Sunday, 3 February 2013

Book #16 A Place Of Greater Safety by Hilary Mantel

A Place Of Greater Safety

Length Of Time In Possession : 9 months

A Place Of Greater Safety is the third Hilary Mantel book I have read following the first two books of her yet to be completed Tudor trilogy Wolf Hall and Bring Up The Bodies, like those books it is also a historical epic.

The story focuses on Camille Desmoulins, Georges-Jacques Danton and Maximilien Robespierre, three men who went on to become famous and infamous for the roles as the architects of the French Revolution.

The story begins in their childhoods with Camille and Robespierre meeting at school and Camille befriending Danton in his early years in chambers. The intellect and idealism of these three led to a meeting of minds which destroyed the French establishment and led to the beginnings of the France we know today.

If you know your history of the French Revolution at all, you'll know what became of these three young men you are introduced to as they grew up, but this hardly matters in terms of reading a story whose outcome is already set in stone. You come to look at them as more than just history, a set of ideals, by being introduced to their childhoods and their wives and their friendships you come to see them as rounded human beings.

These are tragic men the architects not just of France but ultimately of their own fates.

The narrative is detailed, phenomenally researched, and the prose and dialogue are often very witty. At one point Desmoulins father thinks of him as "the kind of son you pay to stay away". Danton and Desmoulins are philanderers not above trying it on with each others wives, while Robespierre is the Incorruptible buttoned down, asexual, cold, initially belittled as the Candle Of Arras to another mans Torch, the Incorruptible grows more sinister the more he grows in political stature.

The book took me longer to read than my usual average. At times I felt bogged down and confused by the ever changing political world of these men (Girondin, Jacobin, Brissotist) where friends become foes in a heartbeat.
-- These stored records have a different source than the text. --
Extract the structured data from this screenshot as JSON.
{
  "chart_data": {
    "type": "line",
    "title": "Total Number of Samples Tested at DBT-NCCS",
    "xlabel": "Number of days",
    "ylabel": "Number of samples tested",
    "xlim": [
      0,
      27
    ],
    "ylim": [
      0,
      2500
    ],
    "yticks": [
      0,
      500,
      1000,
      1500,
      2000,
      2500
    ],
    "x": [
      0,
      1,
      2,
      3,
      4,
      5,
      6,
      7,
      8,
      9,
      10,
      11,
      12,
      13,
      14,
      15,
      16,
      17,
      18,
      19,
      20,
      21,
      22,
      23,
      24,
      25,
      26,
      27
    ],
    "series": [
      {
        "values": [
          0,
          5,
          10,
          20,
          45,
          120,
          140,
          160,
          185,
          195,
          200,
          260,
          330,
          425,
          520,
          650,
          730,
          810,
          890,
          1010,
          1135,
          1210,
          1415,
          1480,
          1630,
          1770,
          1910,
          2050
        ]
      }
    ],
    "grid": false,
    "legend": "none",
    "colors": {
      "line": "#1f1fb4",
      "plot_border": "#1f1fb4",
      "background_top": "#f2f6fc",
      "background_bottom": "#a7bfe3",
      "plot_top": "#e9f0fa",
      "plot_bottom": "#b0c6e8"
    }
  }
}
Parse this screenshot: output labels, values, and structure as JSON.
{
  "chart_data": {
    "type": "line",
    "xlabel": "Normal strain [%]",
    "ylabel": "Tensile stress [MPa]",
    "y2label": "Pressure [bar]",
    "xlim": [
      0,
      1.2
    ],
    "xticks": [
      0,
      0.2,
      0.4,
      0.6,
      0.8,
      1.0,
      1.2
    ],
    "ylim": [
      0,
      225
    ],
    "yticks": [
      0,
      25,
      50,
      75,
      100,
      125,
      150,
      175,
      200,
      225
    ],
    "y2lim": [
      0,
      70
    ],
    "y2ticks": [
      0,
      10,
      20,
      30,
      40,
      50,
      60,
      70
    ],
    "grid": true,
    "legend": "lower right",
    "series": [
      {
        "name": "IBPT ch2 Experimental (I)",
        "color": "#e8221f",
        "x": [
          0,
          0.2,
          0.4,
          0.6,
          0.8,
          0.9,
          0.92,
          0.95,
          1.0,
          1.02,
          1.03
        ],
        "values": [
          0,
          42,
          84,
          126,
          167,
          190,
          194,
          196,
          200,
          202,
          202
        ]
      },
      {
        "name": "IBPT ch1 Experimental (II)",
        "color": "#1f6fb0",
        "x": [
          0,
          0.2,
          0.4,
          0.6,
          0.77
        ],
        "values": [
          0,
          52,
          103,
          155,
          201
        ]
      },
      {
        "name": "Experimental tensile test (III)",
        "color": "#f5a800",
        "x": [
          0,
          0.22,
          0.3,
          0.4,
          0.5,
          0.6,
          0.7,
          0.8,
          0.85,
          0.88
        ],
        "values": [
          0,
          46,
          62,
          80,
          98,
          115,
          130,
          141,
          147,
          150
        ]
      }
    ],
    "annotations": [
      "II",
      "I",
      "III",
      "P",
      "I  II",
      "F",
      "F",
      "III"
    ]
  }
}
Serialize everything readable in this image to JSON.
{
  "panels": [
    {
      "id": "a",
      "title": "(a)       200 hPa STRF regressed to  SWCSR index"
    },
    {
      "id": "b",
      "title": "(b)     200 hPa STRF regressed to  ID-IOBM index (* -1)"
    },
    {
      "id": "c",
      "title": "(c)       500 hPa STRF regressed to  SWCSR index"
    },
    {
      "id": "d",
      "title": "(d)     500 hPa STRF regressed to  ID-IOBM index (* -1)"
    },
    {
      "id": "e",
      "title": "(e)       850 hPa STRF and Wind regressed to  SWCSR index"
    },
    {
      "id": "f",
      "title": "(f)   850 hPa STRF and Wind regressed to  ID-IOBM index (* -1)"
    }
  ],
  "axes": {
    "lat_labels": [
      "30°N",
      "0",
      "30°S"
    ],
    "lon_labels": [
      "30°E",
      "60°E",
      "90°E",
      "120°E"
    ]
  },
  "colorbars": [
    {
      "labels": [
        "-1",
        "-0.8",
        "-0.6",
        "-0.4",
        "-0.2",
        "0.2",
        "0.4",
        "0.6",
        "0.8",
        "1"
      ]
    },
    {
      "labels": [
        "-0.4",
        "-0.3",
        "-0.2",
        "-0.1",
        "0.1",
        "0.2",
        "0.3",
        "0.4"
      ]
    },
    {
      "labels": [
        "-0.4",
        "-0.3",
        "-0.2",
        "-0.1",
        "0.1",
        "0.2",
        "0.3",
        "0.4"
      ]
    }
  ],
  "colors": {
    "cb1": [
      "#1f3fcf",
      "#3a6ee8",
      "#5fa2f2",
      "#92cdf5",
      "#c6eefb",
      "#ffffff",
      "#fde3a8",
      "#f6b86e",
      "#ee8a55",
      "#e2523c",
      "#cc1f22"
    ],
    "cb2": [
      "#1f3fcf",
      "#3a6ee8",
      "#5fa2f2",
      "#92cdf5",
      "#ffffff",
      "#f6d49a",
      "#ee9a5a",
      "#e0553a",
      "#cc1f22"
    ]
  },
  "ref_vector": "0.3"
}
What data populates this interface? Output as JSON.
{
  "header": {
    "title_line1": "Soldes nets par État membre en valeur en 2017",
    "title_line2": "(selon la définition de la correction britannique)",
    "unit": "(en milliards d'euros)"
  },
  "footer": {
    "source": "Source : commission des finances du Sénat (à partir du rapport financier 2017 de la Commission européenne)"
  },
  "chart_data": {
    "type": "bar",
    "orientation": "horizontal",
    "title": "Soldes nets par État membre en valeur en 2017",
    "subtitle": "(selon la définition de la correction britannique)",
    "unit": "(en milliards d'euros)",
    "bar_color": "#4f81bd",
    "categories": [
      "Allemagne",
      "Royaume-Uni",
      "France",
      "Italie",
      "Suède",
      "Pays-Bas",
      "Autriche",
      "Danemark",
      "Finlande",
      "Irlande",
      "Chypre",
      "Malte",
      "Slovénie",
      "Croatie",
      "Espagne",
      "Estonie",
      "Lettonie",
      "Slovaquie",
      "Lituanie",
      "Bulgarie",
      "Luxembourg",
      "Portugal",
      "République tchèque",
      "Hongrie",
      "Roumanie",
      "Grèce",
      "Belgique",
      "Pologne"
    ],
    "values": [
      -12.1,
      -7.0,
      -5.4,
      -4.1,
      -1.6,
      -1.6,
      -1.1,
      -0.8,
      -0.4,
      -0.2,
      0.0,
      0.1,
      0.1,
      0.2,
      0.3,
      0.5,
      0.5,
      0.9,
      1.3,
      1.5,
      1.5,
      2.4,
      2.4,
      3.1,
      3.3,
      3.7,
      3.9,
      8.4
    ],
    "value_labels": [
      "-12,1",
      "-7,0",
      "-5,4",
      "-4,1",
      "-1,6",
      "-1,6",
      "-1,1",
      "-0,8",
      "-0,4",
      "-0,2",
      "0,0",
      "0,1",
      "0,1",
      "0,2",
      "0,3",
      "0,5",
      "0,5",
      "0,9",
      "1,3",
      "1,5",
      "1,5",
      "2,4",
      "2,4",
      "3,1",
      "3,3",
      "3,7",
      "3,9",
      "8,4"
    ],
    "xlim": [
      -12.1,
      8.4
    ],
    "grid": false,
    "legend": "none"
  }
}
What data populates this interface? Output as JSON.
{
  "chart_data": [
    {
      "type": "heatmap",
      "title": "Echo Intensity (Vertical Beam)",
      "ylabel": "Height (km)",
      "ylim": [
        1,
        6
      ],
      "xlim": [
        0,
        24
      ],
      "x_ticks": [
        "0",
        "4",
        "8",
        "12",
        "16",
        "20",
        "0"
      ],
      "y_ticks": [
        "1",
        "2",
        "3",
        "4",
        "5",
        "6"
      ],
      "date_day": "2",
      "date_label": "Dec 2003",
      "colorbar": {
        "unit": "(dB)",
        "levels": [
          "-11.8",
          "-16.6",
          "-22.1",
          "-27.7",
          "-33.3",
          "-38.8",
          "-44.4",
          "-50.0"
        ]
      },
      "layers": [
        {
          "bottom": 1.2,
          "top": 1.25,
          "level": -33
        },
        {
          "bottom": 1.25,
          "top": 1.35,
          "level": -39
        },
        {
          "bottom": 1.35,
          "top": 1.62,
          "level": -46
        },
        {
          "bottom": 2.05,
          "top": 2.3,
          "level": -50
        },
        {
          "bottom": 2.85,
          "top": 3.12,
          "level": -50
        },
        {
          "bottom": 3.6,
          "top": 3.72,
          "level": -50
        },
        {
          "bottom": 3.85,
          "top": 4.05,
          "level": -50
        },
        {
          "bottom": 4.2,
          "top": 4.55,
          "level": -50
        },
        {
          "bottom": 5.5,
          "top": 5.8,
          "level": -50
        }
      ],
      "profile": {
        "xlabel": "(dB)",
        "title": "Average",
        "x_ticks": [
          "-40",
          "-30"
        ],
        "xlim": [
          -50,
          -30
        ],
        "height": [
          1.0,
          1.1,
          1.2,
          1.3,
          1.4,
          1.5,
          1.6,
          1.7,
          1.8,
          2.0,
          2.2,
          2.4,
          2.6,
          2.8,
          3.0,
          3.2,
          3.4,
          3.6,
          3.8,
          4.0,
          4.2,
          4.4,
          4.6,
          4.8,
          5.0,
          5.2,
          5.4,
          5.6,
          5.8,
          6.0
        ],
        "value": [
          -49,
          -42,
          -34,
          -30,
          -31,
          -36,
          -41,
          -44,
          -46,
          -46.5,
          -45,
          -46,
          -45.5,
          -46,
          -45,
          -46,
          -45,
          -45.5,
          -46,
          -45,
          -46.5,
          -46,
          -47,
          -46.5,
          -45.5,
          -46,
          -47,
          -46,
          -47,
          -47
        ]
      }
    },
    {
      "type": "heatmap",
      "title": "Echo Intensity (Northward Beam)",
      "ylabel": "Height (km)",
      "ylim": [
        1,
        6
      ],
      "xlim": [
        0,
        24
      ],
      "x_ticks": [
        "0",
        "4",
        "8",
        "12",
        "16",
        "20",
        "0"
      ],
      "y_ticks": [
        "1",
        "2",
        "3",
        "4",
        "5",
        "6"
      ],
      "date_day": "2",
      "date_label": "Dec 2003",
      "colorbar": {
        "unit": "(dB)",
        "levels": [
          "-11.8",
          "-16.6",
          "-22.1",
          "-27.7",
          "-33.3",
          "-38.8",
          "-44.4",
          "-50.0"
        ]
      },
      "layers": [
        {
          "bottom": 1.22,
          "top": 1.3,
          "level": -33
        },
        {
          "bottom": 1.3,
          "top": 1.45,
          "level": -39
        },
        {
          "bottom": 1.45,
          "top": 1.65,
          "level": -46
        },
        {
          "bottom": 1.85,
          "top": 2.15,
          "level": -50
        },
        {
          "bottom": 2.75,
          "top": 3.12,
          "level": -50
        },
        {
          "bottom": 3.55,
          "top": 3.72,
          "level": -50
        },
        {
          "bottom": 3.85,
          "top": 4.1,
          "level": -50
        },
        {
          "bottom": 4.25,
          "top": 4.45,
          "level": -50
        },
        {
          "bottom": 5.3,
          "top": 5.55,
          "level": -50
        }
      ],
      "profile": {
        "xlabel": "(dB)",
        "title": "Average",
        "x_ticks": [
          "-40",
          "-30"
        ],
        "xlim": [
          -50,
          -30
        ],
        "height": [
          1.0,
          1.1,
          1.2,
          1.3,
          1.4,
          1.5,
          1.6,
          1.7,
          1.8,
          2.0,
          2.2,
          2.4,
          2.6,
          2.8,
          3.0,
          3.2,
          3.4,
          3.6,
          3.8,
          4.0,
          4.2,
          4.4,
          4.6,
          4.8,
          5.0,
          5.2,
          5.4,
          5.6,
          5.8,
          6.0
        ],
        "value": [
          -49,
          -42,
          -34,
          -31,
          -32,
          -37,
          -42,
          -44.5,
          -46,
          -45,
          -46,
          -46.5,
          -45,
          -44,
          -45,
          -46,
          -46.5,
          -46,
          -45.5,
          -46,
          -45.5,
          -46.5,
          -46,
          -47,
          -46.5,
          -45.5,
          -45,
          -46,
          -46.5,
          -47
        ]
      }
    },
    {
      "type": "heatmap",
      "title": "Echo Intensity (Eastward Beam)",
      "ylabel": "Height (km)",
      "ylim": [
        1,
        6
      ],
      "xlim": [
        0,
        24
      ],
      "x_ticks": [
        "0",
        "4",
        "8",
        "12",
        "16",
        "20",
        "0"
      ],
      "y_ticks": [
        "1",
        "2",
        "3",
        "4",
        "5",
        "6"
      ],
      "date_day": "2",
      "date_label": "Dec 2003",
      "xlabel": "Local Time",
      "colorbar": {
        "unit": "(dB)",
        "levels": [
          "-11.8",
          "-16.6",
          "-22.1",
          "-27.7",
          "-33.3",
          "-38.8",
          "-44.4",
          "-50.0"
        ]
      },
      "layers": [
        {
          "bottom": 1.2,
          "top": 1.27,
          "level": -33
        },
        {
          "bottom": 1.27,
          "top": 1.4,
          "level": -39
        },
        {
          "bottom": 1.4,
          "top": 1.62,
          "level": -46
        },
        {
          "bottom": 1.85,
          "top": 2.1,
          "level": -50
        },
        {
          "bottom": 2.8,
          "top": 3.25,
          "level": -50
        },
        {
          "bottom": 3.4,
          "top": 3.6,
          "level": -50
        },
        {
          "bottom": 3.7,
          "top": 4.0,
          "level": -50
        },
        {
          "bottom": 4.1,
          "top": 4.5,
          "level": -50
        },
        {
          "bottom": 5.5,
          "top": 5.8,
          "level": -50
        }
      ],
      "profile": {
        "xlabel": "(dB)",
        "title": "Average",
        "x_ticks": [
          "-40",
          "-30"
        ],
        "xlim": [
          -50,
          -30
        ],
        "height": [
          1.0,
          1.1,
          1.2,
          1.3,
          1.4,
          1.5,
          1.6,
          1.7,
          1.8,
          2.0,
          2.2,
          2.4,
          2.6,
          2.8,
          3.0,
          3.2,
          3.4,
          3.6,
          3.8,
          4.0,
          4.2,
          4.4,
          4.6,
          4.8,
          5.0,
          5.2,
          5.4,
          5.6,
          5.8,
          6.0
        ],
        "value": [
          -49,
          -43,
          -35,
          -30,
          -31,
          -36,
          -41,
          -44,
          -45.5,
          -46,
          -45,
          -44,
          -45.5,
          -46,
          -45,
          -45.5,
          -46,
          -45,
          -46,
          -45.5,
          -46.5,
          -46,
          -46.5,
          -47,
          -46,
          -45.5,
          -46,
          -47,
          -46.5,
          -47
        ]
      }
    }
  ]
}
I think this is deliberate in many ways as it thereby reflects the way things changed from moment to moment for the protagonists themselves, one minute the lauded speaker to the gathered Convention, the next fleeing for their lives to England or the provincial towns from whence they came.

This kind of wearying tension, this heightened state of alert can be felt in the novel, and though at times not much is said of the blood of the Guillotine running through Parisian streets, the psychological impact of the blood on their hands is palpable.

What was frustrating for me was that as I reached the end I realised that the novel was only going to cover the conclusion of two of these characters fates, and the third arrived as a postscript following the books close and I felt somehow cheated and I wanted the breakdown of the events that followed the point at which the novel closed.

It seems somehow odd to begin a novel with 3 young boys and yet not give a detailed conclusion to all three threads at the end.

Yet I really did like this novel, and would recommend it, particularly if you are interested in this time period.